A spokesman for Mayor Vincent C. Gray (D) said that nearly 4,000 teachers and other city workers will be paid on time on Tuesday. But that may be the last on-time payday for a while for the men and women who educate city kids.
The District’s regular funds are frozen because of the federal government shutdown. The city has been using a $144 million contingency reserve fund to pay city employees to stay on the job. But that cash is running out.
It’s “questionable” whether the District will be able to make its next payroll on Oct. 29, said Gray spokesman Pedro Ribeiro. “And after that, all bets are off.”
Gray and other D.C. leaders have been pushing Congress to pass a bill that would allow the District to use its own locally raised dollars to fund city government.
“It’s unfair to ask people to work for free,” Ribeiro said, explaining that teachers will be asked to continue to report to work even if paychecks are delayed. They will receive back pay, but many have bills and mortgages that can’t be put off, Ribeiro said.

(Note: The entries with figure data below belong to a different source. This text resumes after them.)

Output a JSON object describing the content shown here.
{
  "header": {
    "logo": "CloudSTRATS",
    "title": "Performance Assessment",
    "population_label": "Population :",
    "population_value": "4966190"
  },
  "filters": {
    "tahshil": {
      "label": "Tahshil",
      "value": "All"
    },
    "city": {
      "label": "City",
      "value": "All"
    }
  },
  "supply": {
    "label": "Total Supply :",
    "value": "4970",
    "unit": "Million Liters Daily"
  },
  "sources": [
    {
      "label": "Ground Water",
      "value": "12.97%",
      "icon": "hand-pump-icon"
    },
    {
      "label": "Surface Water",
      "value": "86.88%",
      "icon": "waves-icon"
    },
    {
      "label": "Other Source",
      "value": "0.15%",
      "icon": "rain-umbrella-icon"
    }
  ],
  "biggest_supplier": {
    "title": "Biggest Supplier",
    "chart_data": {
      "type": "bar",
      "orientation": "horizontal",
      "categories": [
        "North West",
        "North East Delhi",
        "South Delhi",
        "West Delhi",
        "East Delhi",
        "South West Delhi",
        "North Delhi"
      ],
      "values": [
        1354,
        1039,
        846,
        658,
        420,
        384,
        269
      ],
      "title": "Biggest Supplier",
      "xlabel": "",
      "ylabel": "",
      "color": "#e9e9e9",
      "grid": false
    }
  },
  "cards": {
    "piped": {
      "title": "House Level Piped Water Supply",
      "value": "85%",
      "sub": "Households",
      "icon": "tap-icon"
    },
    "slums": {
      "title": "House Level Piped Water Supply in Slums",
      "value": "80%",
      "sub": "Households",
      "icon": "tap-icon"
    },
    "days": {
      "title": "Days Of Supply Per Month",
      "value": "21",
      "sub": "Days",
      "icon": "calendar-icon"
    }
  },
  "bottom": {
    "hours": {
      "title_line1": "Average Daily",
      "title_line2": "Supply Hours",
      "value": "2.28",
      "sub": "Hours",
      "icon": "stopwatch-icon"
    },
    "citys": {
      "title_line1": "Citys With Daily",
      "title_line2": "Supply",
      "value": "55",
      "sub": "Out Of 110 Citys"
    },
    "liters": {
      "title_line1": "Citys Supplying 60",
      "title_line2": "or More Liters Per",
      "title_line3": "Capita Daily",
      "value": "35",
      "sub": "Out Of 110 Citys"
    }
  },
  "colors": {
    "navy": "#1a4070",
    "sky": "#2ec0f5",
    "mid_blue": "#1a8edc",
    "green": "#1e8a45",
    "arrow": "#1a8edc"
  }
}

D.C. charter schools are also facing a financial pinch if the shutdown continues past Oct. 25, when they are each supposed to receive a substantial payment from the city. That payment — which amounts to a quarter of each school’s annual public funding — will not arrive until the Capitol Hill standoff ends.
In an e-mail sent Sept. 25 — six days before the shutdown began — the executive director of the D.C. Public Charter School Board urged school leaders to begin conserving cash in case of a prolonged shutdown.
“It seems hard to imagine that the government would remain shut down for nearly a month or more,” Scott Pearson wrote, “but anything is possible.”